Reports are emerging that Grab, the ride-hailing competitor to Uber in Southeast Asia, has just secured another US$2 billion of financing from Didi Chuxing, the company that killed Uber in China, and Japanese heavyweight SoftBank.
Sounds like that move of your HQ from Malaysia to Singapore, in order to facilitate growth, was a good idea.
If true, the new injection of cash makes Grab’s value over $6 billion, doubling its last round that saw it come in at US$3 billion valuation.
Anthony Tan, group CEO, and co-founder told Tech Crunch:
“We are delighted to deepen our strategic partnership with Didi and SoftBank. We’re encouraged that these two visionary companies share our optimism for the future of Southeast Asia and its on-demand transportation and payments markets, and recognize that Grab is ideally positioned to capitalize on the massive market opportunities.”
The move, in effect, is a double down from Didi and SoftBank, affirming the belief that Uber’s future in the ASEAN region can go the same way as China and Russia. Last August, Uber sold its Chinese intrest to Didi. This month, they sold their Russian stakes to local upstart Yandex. The end may be nigh for the once ubiquitous Uber in this part of the world, and Didi and SoftBank are hedging their bets.
Grab operates in 36 city markets across seven countries in Southeast Asia, with over 50 million app downloads, and 1.1 million drivers.
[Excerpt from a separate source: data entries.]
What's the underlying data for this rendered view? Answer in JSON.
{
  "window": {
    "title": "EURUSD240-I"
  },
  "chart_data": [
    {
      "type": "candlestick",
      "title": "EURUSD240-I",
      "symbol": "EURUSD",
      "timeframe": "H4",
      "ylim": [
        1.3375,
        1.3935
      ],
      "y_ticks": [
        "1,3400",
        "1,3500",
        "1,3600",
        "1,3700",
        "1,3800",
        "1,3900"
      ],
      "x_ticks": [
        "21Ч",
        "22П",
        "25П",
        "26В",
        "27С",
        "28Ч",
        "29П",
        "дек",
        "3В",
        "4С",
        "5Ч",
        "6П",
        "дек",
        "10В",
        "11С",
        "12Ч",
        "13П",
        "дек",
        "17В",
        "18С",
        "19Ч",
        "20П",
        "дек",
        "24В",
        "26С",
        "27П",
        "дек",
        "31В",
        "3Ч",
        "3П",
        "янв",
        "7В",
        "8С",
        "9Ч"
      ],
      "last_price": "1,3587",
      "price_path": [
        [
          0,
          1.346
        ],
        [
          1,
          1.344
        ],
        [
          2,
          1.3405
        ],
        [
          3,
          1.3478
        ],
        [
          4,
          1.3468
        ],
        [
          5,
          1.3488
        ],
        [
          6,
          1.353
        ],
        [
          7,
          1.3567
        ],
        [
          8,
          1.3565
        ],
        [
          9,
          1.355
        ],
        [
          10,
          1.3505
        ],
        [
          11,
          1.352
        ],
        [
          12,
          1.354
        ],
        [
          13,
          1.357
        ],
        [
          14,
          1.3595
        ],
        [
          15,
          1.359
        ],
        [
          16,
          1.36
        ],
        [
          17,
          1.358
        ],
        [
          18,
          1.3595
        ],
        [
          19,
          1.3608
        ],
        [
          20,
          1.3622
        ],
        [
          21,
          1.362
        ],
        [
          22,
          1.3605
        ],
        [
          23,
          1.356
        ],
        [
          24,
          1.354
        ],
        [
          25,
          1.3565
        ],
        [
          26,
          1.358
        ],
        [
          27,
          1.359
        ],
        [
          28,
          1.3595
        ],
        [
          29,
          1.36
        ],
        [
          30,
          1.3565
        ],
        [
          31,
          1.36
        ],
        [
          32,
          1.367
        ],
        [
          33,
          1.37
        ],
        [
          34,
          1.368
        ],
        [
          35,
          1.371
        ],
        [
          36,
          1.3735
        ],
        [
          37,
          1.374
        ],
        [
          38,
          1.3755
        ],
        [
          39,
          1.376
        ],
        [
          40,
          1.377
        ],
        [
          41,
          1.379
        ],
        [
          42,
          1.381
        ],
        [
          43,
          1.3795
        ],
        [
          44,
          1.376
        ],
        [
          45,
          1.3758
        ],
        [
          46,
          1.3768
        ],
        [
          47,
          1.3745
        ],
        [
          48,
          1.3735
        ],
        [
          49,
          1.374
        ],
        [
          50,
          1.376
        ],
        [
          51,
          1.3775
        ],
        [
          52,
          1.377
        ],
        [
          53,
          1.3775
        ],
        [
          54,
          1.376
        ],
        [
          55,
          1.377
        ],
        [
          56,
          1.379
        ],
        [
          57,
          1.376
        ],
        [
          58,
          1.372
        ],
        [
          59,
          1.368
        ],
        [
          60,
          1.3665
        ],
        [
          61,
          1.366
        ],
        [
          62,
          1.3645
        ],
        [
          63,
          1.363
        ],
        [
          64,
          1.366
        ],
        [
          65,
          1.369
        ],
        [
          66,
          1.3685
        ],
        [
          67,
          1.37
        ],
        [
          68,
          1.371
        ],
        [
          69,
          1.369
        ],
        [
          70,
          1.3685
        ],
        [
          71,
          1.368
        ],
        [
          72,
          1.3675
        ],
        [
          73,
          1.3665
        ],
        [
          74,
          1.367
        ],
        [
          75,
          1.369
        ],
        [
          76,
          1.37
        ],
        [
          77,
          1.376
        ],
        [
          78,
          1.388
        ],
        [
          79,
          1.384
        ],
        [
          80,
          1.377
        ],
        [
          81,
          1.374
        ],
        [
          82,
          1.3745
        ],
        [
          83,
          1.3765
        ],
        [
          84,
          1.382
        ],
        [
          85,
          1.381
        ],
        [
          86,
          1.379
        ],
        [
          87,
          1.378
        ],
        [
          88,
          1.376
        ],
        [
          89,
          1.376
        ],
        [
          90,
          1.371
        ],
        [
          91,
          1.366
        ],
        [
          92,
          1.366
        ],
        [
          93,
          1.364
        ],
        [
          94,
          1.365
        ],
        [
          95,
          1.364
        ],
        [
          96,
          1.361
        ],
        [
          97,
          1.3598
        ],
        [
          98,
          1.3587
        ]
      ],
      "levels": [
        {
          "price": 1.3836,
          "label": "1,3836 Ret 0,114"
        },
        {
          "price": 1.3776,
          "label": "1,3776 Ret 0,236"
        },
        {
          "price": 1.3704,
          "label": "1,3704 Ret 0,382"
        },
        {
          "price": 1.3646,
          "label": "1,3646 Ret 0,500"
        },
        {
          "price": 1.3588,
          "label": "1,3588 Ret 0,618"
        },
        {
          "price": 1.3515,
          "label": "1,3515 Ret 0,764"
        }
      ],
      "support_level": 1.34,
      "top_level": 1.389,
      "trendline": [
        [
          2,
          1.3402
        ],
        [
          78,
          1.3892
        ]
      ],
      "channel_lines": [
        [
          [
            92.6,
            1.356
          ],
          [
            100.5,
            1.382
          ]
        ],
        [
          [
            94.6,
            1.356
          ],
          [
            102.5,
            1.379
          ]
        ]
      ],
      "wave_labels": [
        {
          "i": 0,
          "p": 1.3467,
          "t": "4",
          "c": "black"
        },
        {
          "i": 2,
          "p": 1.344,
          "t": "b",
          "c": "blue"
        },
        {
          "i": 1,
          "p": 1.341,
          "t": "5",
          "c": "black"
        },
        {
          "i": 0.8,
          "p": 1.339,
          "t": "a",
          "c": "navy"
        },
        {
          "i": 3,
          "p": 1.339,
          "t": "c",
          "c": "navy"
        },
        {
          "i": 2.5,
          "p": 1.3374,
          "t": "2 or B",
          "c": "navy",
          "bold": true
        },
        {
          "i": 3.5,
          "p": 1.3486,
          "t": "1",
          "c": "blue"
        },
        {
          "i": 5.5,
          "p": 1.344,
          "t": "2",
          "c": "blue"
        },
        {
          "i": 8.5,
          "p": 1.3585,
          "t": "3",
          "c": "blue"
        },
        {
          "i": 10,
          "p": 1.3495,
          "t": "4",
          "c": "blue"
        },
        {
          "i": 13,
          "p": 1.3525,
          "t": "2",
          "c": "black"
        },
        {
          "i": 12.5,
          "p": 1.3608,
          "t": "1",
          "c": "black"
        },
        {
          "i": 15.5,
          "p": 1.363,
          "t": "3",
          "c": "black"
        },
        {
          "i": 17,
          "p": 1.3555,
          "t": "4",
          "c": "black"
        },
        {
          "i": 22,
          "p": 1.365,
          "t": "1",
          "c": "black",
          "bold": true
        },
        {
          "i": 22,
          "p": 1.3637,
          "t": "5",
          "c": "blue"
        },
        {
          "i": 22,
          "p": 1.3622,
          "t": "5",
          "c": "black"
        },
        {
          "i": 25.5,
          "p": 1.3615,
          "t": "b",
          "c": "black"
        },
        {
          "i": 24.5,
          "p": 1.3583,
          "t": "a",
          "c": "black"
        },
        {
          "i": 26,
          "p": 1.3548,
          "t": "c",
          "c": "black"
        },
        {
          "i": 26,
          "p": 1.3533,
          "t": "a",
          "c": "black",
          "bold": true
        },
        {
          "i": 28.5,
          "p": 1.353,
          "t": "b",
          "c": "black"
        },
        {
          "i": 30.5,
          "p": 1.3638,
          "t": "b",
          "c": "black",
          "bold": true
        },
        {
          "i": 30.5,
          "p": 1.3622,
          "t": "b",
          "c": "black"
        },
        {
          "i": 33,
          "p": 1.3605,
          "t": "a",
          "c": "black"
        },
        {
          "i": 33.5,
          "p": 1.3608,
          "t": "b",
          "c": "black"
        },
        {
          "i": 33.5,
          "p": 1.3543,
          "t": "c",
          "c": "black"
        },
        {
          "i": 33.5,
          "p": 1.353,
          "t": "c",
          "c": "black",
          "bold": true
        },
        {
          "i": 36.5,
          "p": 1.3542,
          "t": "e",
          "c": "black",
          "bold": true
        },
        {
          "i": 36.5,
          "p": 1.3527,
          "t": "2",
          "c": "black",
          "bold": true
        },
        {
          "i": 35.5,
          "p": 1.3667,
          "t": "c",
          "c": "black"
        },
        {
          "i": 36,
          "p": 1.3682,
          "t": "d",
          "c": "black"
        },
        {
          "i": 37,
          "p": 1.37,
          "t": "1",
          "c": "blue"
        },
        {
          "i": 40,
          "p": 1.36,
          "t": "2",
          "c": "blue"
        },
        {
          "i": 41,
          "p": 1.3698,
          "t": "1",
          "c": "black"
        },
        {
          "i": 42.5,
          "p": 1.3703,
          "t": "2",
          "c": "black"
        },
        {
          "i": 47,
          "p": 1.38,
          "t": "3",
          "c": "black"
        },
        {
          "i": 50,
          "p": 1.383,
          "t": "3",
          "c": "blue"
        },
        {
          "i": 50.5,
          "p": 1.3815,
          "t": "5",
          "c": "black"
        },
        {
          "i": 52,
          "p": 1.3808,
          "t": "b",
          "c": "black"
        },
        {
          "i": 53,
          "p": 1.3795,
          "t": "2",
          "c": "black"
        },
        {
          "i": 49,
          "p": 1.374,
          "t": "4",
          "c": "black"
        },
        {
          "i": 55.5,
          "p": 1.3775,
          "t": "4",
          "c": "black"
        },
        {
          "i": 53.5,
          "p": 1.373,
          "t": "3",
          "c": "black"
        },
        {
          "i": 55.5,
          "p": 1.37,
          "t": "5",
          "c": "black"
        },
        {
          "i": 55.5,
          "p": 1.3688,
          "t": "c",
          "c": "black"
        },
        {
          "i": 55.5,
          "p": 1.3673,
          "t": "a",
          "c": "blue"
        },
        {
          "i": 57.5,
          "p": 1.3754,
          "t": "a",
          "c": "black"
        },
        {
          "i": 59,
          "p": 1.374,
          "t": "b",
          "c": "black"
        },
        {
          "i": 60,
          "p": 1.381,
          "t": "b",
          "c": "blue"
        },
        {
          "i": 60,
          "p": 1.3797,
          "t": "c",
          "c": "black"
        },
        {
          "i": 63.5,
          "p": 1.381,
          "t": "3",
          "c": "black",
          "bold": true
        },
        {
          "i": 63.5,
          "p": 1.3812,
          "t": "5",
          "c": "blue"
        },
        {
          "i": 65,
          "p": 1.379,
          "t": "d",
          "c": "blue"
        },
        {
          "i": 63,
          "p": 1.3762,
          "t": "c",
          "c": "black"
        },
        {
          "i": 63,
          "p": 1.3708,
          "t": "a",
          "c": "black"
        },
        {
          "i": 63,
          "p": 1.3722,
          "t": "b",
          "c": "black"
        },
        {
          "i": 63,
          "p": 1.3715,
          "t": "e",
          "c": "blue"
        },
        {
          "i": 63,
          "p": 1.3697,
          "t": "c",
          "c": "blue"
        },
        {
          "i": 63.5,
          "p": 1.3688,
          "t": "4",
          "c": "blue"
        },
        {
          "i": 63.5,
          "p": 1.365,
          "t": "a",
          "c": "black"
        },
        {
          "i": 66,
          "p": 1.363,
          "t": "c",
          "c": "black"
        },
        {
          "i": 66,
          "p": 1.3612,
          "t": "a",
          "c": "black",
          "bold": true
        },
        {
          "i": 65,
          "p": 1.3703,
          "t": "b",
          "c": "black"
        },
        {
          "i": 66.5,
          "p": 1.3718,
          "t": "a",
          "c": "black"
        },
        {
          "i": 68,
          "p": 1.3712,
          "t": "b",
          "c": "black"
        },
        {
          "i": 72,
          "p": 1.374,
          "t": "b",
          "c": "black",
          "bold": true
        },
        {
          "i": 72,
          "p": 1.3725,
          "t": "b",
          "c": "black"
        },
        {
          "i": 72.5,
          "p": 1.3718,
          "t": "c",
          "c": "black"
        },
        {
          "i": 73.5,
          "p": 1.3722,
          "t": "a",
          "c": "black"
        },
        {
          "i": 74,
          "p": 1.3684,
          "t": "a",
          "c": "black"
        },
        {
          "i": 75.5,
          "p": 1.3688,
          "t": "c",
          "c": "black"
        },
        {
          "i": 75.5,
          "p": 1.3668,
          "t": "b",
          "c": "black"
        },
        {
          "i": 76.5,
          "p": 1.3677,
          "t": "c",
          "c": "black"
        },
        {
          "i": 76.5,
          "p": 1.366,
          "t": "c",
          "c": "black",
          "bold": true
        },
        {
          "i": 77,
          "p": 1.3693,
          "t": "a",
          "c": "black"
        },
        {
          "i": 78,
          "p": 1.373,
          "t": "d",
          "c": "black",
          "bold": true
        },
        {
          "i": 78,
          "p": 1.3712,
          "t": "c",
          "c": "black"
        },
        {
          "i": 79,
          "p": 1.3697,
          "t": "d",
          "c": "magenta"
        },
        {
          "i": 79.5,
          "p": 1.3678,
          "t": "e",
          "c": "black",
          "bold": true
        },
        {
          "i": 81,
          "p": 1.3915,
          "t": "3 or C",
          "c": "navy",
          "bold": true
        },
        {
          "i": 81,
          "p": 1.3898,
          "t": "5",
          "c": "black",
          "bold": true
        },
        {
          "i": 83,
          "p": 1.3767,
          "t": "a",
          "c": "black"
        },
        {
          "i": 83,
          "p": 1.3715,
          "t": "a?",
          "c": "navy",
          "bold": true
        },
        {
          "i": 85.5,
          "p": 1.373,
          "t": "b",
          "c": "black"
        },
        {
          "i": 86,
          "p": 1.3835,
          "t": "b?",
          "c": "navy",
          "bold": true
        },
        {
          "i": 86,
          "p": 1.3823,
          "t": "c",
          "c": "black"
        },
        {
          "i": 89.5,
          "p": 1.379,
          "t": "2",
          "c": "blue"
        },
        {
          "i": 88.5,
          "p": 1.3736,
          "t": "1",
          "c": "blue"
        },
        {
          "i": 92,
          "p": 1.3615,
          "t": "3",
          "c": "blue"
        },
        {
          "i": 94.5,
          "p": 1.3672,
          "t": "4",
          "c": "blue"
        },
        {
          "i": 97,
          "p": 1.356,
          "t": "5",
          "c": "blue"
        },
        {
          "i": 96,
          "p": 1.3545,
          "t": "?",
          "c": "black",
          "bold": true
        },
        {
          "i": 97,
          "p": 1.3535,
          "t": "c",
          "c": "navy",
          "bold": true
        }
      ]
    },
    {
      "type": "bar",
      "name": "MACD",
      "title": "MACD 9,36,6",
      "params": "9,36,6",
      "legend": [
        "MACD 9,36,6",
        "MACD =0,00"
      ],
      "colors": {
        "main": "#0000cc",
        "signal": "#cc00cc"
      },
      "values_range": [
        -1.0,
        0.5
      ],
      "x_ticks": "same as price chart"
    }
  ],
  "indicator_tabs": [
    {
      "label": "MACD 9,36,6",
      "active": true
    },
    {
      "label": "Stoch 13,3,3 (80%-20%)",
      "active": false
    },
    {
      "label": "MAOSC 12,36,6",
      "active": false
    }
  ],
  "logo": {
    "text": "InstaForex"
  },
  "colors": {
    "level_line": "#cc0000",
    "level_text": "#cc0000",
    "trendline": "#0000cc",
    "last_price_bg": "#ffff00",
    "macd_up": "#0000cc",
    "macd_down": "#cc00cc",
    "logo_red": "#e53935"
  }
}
While their service is primarily using licensed taxis and private cars, their scope also extends to motorbike taxis, shuttle bus services, and carpooling in several markets.
However, a dark horse on the horizon for both Grab and Uber is Go-Jek, the Indonesian on-demand platform that is the market leader in the world’s largest archipelago. This becomes an important factor in the picture when you consider that Indonesia is currently projected as being the source for half of the revenues cashed in from ride sharing services in the region by 2025. Google’s report last year forecasted expected growth from US$2.5 billion in 2015 to US$13.1 billion by 2025.
This means a whole lot of focus on the Indonesian market, with investments and acquisitions to facilitate ease in use of service, with offline payment start-up Kudo among their buys.
We here in Malaysia watch with bated breath, from exponentially dilapidating MRT seats.